The StoneHenge blog

Opinions, insights and occasional rants on IT consulting

It's about the content, not the system

When choosing a web content management system, what should you look for? Too often I see this question devolve into a debate over "open source" vs. "commercial," ".NET" vs. "Java," or worse yet, "SharePoint" vs."everything else."

I say this not because I despise SharePoint -- I do, but that's a whole 'nother subject. No, the real problem is that this debate puts the cart before the horse. It's like arguing the relative merits of driving vs. flying: First, where do you want to go? 

In my experience, the key to a successful CMS implementation isn't in the code -- be it roll-your-own, open source or commercial. It's in the information architecture, content modeling, planning & analysis. Key questions:

  1. Size: How many pages do you have? How are they related? How often will you update content? How much media, and how much of it is video?
  2. Workflow: How many authors will you have? How many approvers? How many approval steps will a content item have to pass before publishing? Do you require an audit trail and unlimited versioning?
  3. Social networking: Do you want to use your website as a two-way conversation with your customers? Will you have a blog? Comments? Community forum? Wiki?
  4. Back-end integration: How many databases will you tie into for things like ordering products? How many third-party apps will you tie into, like PeopleSoft for HR job listings?
  5. Personalization: Will your customers log into the site? Will you keep customer data profiles? Will you run permission-based email marketing?

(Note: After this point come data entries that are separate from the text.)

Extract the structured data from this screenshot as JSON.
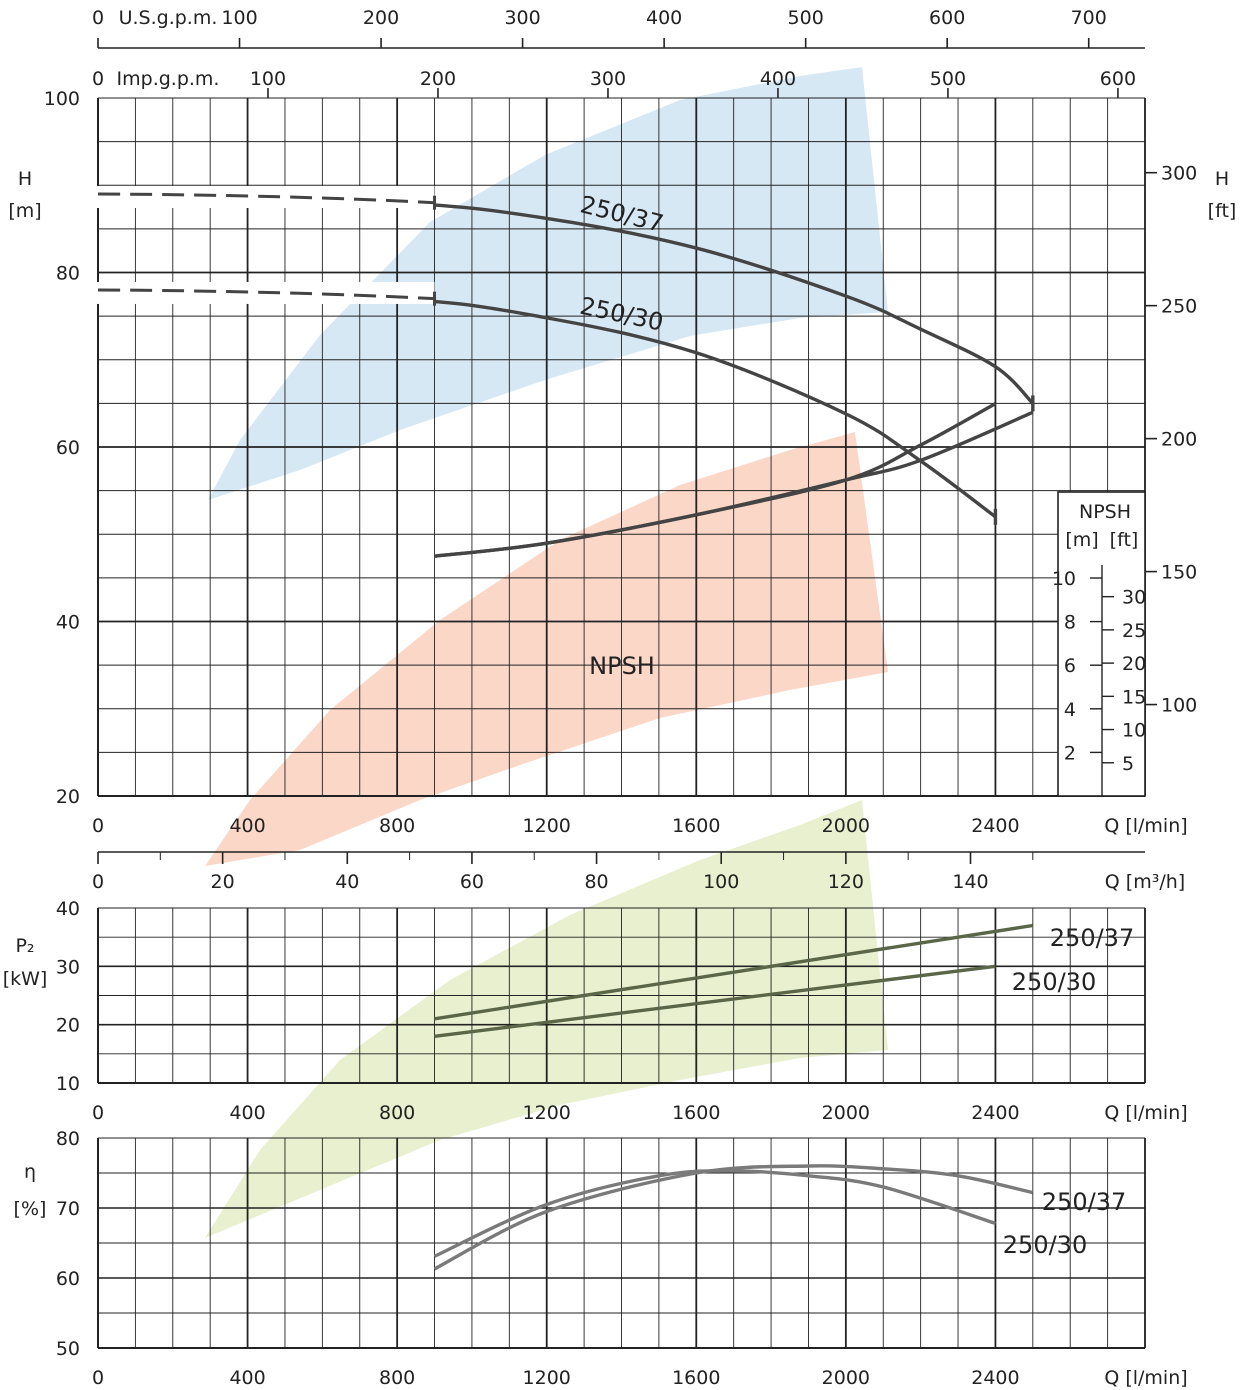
{
  "chart_data": [
    {
      "type": "line",
      "id": "head",
      "ylabel": "H",
      "yunit": "[m]",
      "y2label": "H",
      "y2unit": "[ft]",
      "xlabel": "Q [l/min]",
      "xlim": [
        0,
        2800
      ],
      "ylim": [
        20,
        100
      ],
      "xticks": [
        "0",
        "400",
        "800",
        "1200",
        "1600",
        "2000",
        "2400"
      ],
      "yticks": [
        "20",
        "40",
        "60",
        "80",
        "100"
      ],
      "y2ticks": [
        "100",
        "150",
        "200",
        "250",
        "300"
      ],
      "top_axes": [
        {
          "label": "U.S.g.p.m.",
          "zero": "0",
          "ticks": [
            "100",
            "200",
            "300",
            "400",
            "500",
            "600",
            "700"
          ]
        },
        {
          "label": "Imp.g.p.m.",
          "zero": "0",
          "ticks": [
            "100",
            "200",
            "300",
            "400",
            "500",
            "600"
          ]
        }
      ],
      "grid": true,
      "series": [
        {
          "name": "250/37",
          "x": [
            0,
            800,
            1200,
            1600,
            2000,
            2200,
            2400,
            2500
          ],
          "y": [
            89,
            88,
            86.2,
            82.8,
            77.3,
            73.5,
            69.2,
            65
          ]
        },
        {
          "name": "250/30",
          "x": [
            0,
            800,
            1200,
            1600,
            2000,
            2200,
            2400
          ],
          "y": [
            78,
            77,
            74.8,
            70.8,
            63.8,
            58.4,
            52
          ]
        }
      ],
      "npsh": {
        "label": "NPSH",
        "yunit_m": "[m]",
        "yunit_ft": "[ft]",
        "m_ticks": [
          "2",
          "4",
          "6",
          "8",
          "10"
        ],
        "ft_ticks": [
          "5",
          "10",
          "15",
          "20",
          "25",
          "30"
        ],
        "series": [
          {
            "x": [
              900,
              1200,
              1600,
              2000,
              2200,
              2400
            ],
            "y_m": [
              3.2,
              3.8,
              5.1,
              6.7,
              8.3,
              10.2
            ]
          },
          {
            "x": [
              900,
              1200,
              1600,
              2000,
              2200,
              2500
            ],
            "y_m": [
              3.2,
              3.8,
              5.1,
              6.7,
              7.6,
              9.8
            ]
          }
        ]
      }
    },
    {
      "type": "line",
      "id": "flow_m3h",
      "xlabel": "Q [m³/h]",
      "xticks": [
        "0",
        "20",
        "40",
        "60",
        "80",
        "100",
        "120",
        "140"
      ]
    },
    {
      "type": "line",
      "id": "power",
      "ylabel": "P₂",
      "yunit": "[kW]",
      "xlabel": "Q [l/min]",
      "xlim": [
        0,
        2800
      ],
      "ylim": [
        10,
        40
      ],
      "xticks": [
        "0",
        "400",
        "800",
        "1200",
        "1600",
        "2000",
        "2400"
      ],
      "yticks": [
        "10",
        "20",
        "30",
        "40"
      ],
      "grid": true,
      "series": [
        {
          "name": "250/37",
          "x": [
            900,
            2500
          ],
          "y": [
            21,
            37
          ]
        },
        {
          "name": "250/30",
          "x": [
            900,
            2400
          ],
          "y": [
            18,
            30
          ]
        }
      ]
    },
    {
      "type": "line",
      "id": "efficiency",
      "ylabel": "η",
      "yunit": "[%]",
      "xlabel": "Q [l/min]",
      "xlim": [
        0,
        2800
      ],
      "ylim": [
        50,
        80
      ],
      "xticks": [
        "0",
        "400",
        "800",
        "1200",
        "1600",
        "2000",
        "2400"
      ],
      "yticks": [
        "50",
        "60",
        "70",
        "80"
      ],
      "grid": true,
      "series": [
        {
          "name": "250/37",
          "x": [
            900,
            1200,
            1600,
            1900,
            2100,
            2300,
            2500
          ],
          "y": [
            61.3,
            69.5,
            75.0,
            76.0,
            75.6,
            74.6,
            72.2
          ]
        },
        {
          "name": "250/30",
          "x": [
            900,
            1200,
            1500,
            1700,
            1900,
            2100,
            2400
          ],
          "y": [
            63.1,
            70.5,
            74.6,
            75.3,
            74.6,
            73.0,
            67.8
          ]
        }
      ]
    }
  ],
  "colors": {
    "grid": "#222222",
    "curve": "#444444",
    "curve_light": "#7a7a7a",
    "band_head": "#d7e8f5",
    "band_npsh": "#fbd7c8",
    "band_power": "#e9f0cf",
    "curve_power": "#5b6648"
  }
}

Answering these questions is time-consuming, often difficult, and can suck in a small swarm of stakeholders of the company, but is vital for a successful CMS. Without it, you could spend months implementing a system that no one will use because while it does many cool things, it doesn't do the thing you need it to do.

Here's the right way. Earlier this year I completed a content model that ran well over 200 pages. After it was finished, then the client selected a CMS that could meet its requirements. (They chose Sitecore, by the way, but mostly because they were an ASP.NET shop.) The implementation went well, but even more important, today they are using their system. Happily ever after.